After Great Pain, a Formal Feeling Comes
Who is the speaker in the poem, After Great Pain, a Formal Feeling Comes?
.

.
The speaker of the poem is unnamed, and does not speak from the first-person perspective as many of Dickinson's other speakers do. Instead, the speaker describes the aftermath of trauma from a more detached point of view, noting the body parts with the article "the" instead of attaching them to any particular person: "The Nerves" (2), "The stiff Heart" (3), "The feet" (5). This detachment helps emphasize the sense of numbness that the poem articulates, and presents the reader with a speaker who communicates in much the same way as someone undergoing the experience described in the poem. This correlation ultimately suggests that the speaker is speaking from experience, rendering the poem a personal and intimate look at grief at the same time it avoids a first-person lens.

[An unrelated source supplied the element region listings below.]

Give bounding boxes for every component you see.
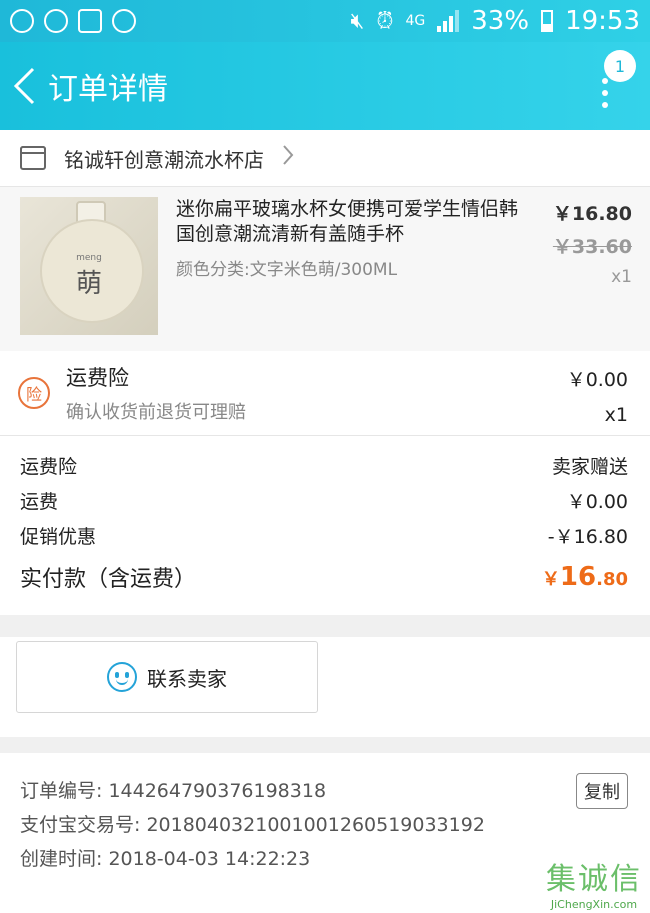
- summary-value: 卖家赠送: [551, 456, 628, 478]
- summary-row: 运费 ￥0.00: [20, 483, 628, 518]
- summary-label: 运费: [20, 491, 59, 513]
- mute-icon: 🔇︎: [350, 8, 365, 34]
- shop-row[interactable]: 铭诚轩创意潮流水杯店: [0, 130, 650, 187]
- alipay-transaction-number: 支付宝交易号: 2018040321001001260519033192: [20, 813, 485, 836]
- insurance-subtitle: 确认收货前退货可理赔: [66, 402, 246, 423]
- shipping-insurance-row: 险 运费险 确认收货前退货可理赔 ￥0.00 x1: [0, 351, 650, 436]
- total-integer: 16: [559, 562, 597, 592]
- summary-row: 运费险 卖家赠送: [20, 448, 628, 483]
- runner-icon: [78, 9, 102, 33]
- product-price: ￥16.80: [552, 203, 632, 225]
- store-icon: [20, 146, 46, 170]
- chevron-right-icon: [282, 143, 294, 173]
- alarm-icon: ⏰︎: [376, 8, 394, 34]
- app-icon: [44, 9, 68, 33]
- insurance-price-block: ￥0.00 x1: [567, 365, 628, 426]
- chevron-left-icon: [13, 67, 35, 105]
- battery-percent: 33%: [471, 6, 530, 36]
- contact-section: 联系卖家: [0, 637, 650, 737]
- created-time: 创建时间: 2018-04-03 14:22:23: [20, 847, 311, 870]
- summary-label: 运费险: [20, 456, 78, 478]
- product-image[interactable]: meng 萌: [20, 197, 158, 335]
- status-bar: 🔇︎ ⏰︎ 4G 33% 19:53: [0, 0, 650, 42]
- insurance-quantity: x1: [604, 404, 628, 426]
- product-price-block: ￥16.80 ￥33.60 x1: [553, 199, 632, 287]
- price-summary: 运费险 卖家赠送 运费 ￥0.00 促销优惠 -￥16.80 实付款（含运费） …: [0, 436, 650, 615]
- more-dot: [602, 90, 608, 96]
- total-decimal: .80: [596, 569, 628, 590]
- more-dot: [602, 102, 608, 108]
- app-header: 订单详情 1: [0, 42, 650, 130]
- order-info-section: 订单编号: 144264790376198318 支付宝交易号: 2018040…: [0, 753, 650, 913]
- clock: 19:53: [565, 6, 640, 36]
- watermark-logo: 集诚信: [546, 862, 642, 897]
- signal-icon: [437, 10, 460, 32]
- total-currency: ￥: [541, 569, 560, 590]
- contact-seller-button[interactable]: 联系卖家: [16, 641, 318, 713]
- add-circle-icon: [10, 9, 34, 33]
- image-label-big: 萌: [75, 269, 102, 299]
- insurance-icon: 险: [18, 377, 50, 409]
- message-badge[interactable]: 1: [604, 50, 636, 82]
- battery-icon: [541, 10, 554, 32]
- product-original-price: ￥33.60: [552, 236, 632, 258]
- product-item[interactable]: meng 萌 迷你扁平玻璃水杯女便携可爱学生情侣韩国创意潮流清新有盖随手杯 颜色…: [0, 187, 650, 351]
- summary-value: ￥0.00: [566, 491, 628, 513]
- product-variant: 颜色分类:文字米色萌/300ML: [176, 260, 398, 280]
- more-dots-icon: [602, 78, 608, 84]
- back-button[interactable]: [4, 42, 44, 130]
- total-amount: ￥16.80: [542, 562, 628, 592]
- order-items-card: 铭诚轩创意潮流水杯店 meng 萌 迷你扁平玻璃水杯女便携可爱学生情侣韩国创意潮…: [0, 130, 650, 615]
- total-label: 实付款（含运费）: [20, 567, 197, 592]
- chat-smile-icon: [107, 662, 137, 692]
- insurance-title: 运费险: [66, 366, 129, 390]
- insurance-price: ￥0.00: [566, 369, 628, 391]
- shop-name: 铭诚轩创意潮流水杯店: [64, 147, 264, 172]
- product-quantity: x1: [611, 267, 632, 287]
- qq-icon: [112, 9, 136, 33]
- watermark-url: JiChengXin.com: [550, 898, 638, 911]
- order-number: 订单编号: 144264790376198318: [20, 779, 327, 802]
- insurance-text: 运费险 确认收货前退货可理赔: [66, 362, 246, 424]
- total-row: 实付款（含运费） ￥16.80: [20, 557, 628, 597]
- product-name: 迷你扁平玻璃水杯女便携可爱学生情侣韩国创意潮流清新有盖随手杯: [176, 198, 519, 245]
- summary-row: 促销优惠 -￥16.80: [20, 518, 628, 553]
- page-title: 订单详情: [48, 72, 168, 107]
- summary-label: 促销优惠: [20, 526, 97, 548]
- network-type: 4G: [405, 13, 426, 29]
- summary-value: -￥16.80: [547, 526, 628, 548]
- copy-button[interactable]: 复制: [576, 773, 628, 809]
- status-system-icons: 🔇︎ ⏰︎ 4G 33% 19:53: [350, 6, 640, 36]
- contact-seller-label: 联系卖家: [147, 666, 227, 691]
- status-notification-icons: [10, 9, 136, 33]
- image-label-small: meng: [76, 253, 102, 263]
- product-info: 迷你扁平玻璃水杯女便携可爱学生情侣韩国创意潮流清新有盖随手杯 颜色分类:文字米色…: [176, 197, 526, 341]
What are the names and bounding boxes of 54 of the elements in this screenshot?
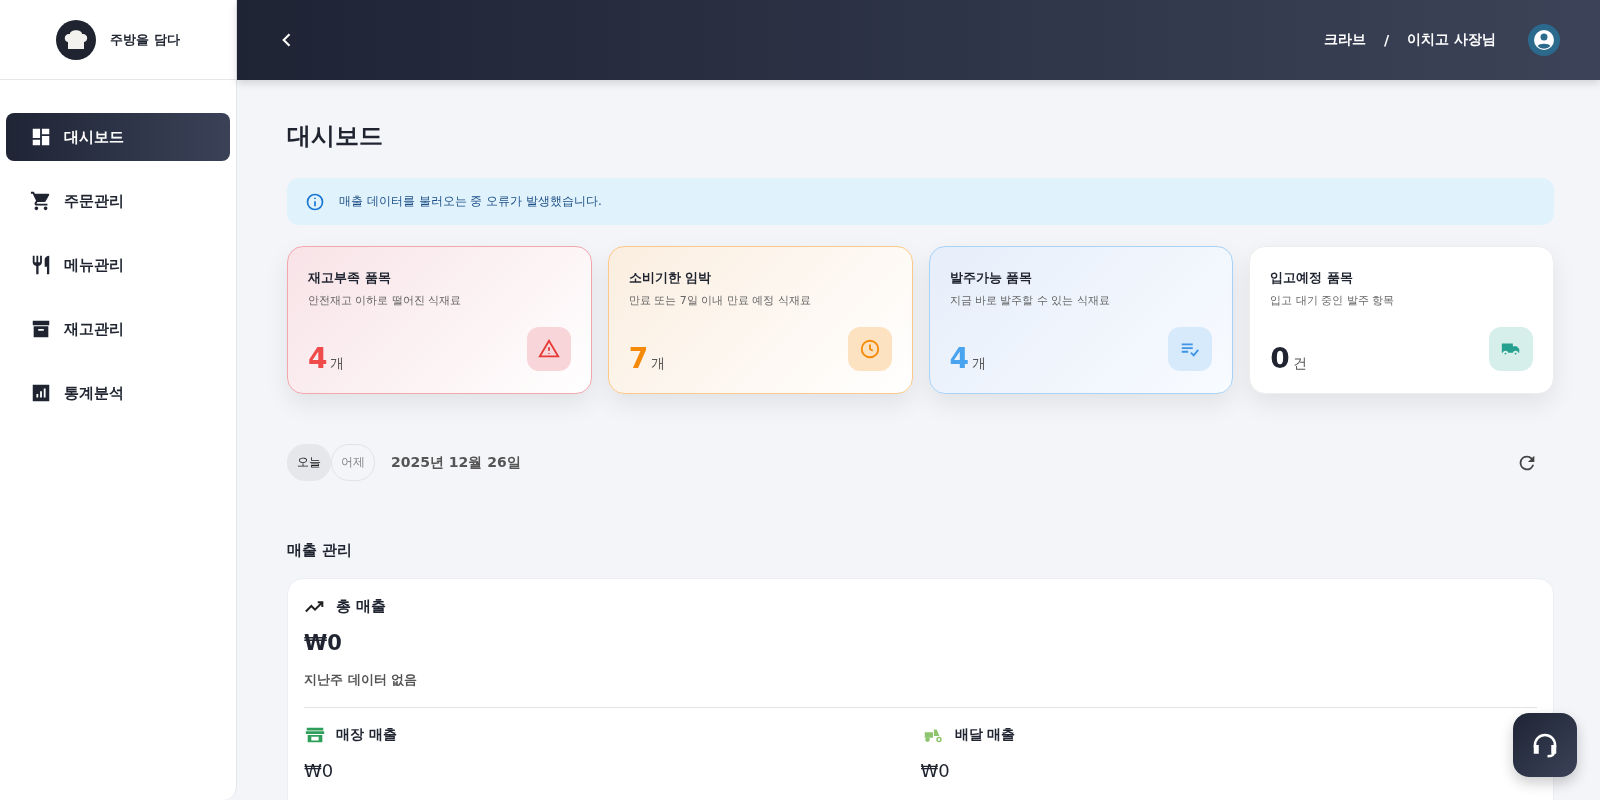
card-subtitle: 지금 바로 발주할 수 있는 식재료 — [949, 293, 1111, 308]
fork-knife-icon — [30, 254, 52, 276]
card-title: 재고부족 품목 — [308, 269, 392, 287]
section-title: 매출 관리 — [287, 541, 354, 560]
sidebar-item[interactable]: 통계분석 — [6, 369, 230, 417]
archive-box-icon — [30, 318, 52, 340]
stat-card[interactable]: 재고부족 품목 안전재고 이하로 떨어진 식재료 4 개 — [287, 246, 592, 394]
dashboard-icon — [30, 126, 52, 148]
store-name: 크라브 — [1324, 31, 1366, 49]
date-label: 2025년 12월 26일 — [391, 453, 521, 472]
support-chat-button[interactable] — [1513, 713, 1577, 777]
sidebar-item[interactable]: 주문관리 — [6, 177, 230, 225]
total-sales-title: 총 매출 — [336, 596, 387, 616]
channel-sales-title: 배달 매출 — [954, 726, 1016, 744]
checklist-icon — [1168, 327, 1213, 371]
truck-icon — [1489, 327, 1533, 371]
stat-card[interactable]: 소비기한 임박 만료 또는 7일 이내 만료 예정 식재료 7 개 — [607, 246, 913, 394]
brand-name: 주방을 담다 — [110, 30, 180, 49]
sidebar-item[interactable]: 메뉴관리 — [6, 241, 230, 289]
total-sales-note: 지난주 데이터 없음 — [304, 671, 1537, 708]
user-name: 이치고 사장님 — [1407, 31, 1496, 49]
clock-icon — [847, 327, 892, 371]
total-sales-value: ₩0 — [304, 631, 343, 655]
card-subtitle: 만료 또는 7일 이내 만료 예정 식재료 — [628, 293, 812, 308]
card-title: 소비기한 임박 — [628, 269, 713, 287]
channel-sales-value: ₩0 — [920, 760, 951, 781]
stat-unit: 개 — [972, 355, 986, 373]
channel-sales-title: 매장 매출 — [336, 726, 397, 744]
chef-hat-logo-icon — [56, 19, 97, 60]
stat-value: 4 — [949, 345, 969, 373]
page-title: 대시보드 — [287, 121, 384, 152]
breadcrumb-separator: / — [1384, 32, 1390, 48]
day-tab[interactable]: 오늘 — [287, 444, 331, 481]
card-subtitle: 안전재고 이하로 떨어진 식재료 — [308, 293, 463, 308]
stat-unit: 개 — [651, 355, 666, 373]
card-subtitle: 입고 대기 중인 발주 항목 — [1270, 293, 1396, 308]
stat-unit: 건 — [1292, 355, 1307, 373]
alert-message: 매출 데이터를 불러오는 중 오류가 발생했습니다. — [339, 193, 602, 210]
bar-chart-icon — [30, 382, 52, 404]
channel-sales-value: ₩0 — [304, 760, 335, 781]
stat-card[interactable]: 발주가능 품목 지금 바로 발주할 수 있는 식재료 4 개 — [928, 246, 1234, 394]
card-title: 입고예정 품목 — [1270, 269, 1354, 287]
cart-icon — [30, 190, 52, 212]
card-title: 발주가능 품목 — [949, 269, 1034, 287]
sidebar-item[interactable]: 대시보드 — [6, 113, 230, 161]
stat-value: 7 — [628, 345, 649, 373]
user-avatar-icon[interactable] — [1528, 24, 1560, 56]
info-icon — [305, 191, 325, 212]
stat-value: 4 — [308, 345, 328, 373]
sidebar-item[interactable]: 재고관리 — [6, 305, 230, 353]
warning-triangle-icon — [526, 327, 571, 371]
stat-unit: 개 — [330, 355, 345, 373]
stat-value: 0 — [1270, 345, 1290, 373]
stat-card[interactable]: 입고예정 품목 입고 대기 중인 발주 항목 0 건 — [1249, 246, 1554, 394]
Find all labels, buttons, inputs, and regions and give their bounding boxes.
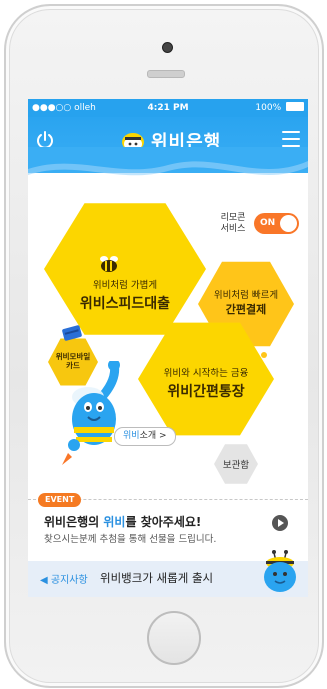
battery-icon <box>286 102 304 111</box>
storage-tile[interactable]: 보관함 <box>214 444 258 484</box>
battery-percent: 100% <box>255 103 282 113</box>
honey-drip <box>254 331 270 358</box>
quick-pay-title: 간편결제 <box>225 303 267 316</box>
account-title: 위비간편통장 <box>167 384 245 400</box>
speaker-grille <box>147 70 185 78</box>
event-badge: EVENT <box>38 493 82 507</box>
remote-service-label: 리모콘 서비스 <box>220 213 246 234</box>
storage-label: 보관함 <box>222 460 250 471</box>
account-subtitle: 위비와 시작하는 금융 <box>163 368 249 379</box>
chevron-right-icon: > <box>159 431 167 441</box>
card-icon <box>62 325 82 341</box>
speed-loan-tile[interactable]: 위비처럼 가볍게 위비스피드대출 <box>44 203 206 335</box>
mini-bee-icon[interactable] <box>260 547 300 595</box>
speed-loan-subtitle: 위비처럼 가볍게 <box>92 280 158 291</box>
bee-icon <box>100 256 118 272</box>
bee-character-illustration <box>62 361 120 465</box>
toggle-state: ON <box>260 218 276 228</box>
battery-status: 100% <box>255 99 304 117</box>
notice-text: 위비뱅크가 새롭게 출시 <box>100 571 214 585</box>
play-icon[interactable] <box>272 515 288 531</box>
notice-label: ◀ 공지사항 <box>40 575 88 586</box>
event-title[interactable]: 위비은행의 위비를 찾아주세요! <box>44 513 201 530</box>
hamburger-menu-icon[interactable] <box>282 131 300 147</box>
bee-intro-button[interactable]: 위비소개 > <box>114 427 176 446</box>
remote-toggle[interactable]: ON <box>254 213 299 234</box>
toggle-knob <box>280 215 297 232</box>
speed-loan-title: 위비스피드대출 <box>79 296 171 312</box>
event-description: 찾으시는분께 추첨을 통해 선물을 드립니다. <box>44 534 217 545</box>
header-wave <box>28 147 308 176</box>
camera-icon <box>162 42 173 53</box>
status-bar: ●●●○○ olleh 4:21 PM 100% <box>28 99 308 117</box>
app-screen: ●●●○○ olleh 4:21 PM 100% 위비은행 리모콘 서비스 ON… <box>28 99 308 597</box>
quick-pay-subtitle: 위비처럼 빠르게 <box>213 290 279 301</box>
home-button[interactable] <box>147 611 201 665</box>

The speaker is notably ambivalent about the subject matter, at times appearing disheartened by the state of post-traumatic grief and at other times appearing contented by it. The speaker's confusion, disorientation, and competing imagery help underscore the ambiguity of the subject matter itself. The speaker, like many grieving people, cannot discern how they feel about the aftermath of trauma; instead, they simply go through life in repetitive and habitual ways. At the end of the poem, the speaker implies that the period of grief will end with either death or freedom, which they ultimately suggest could be one and the same.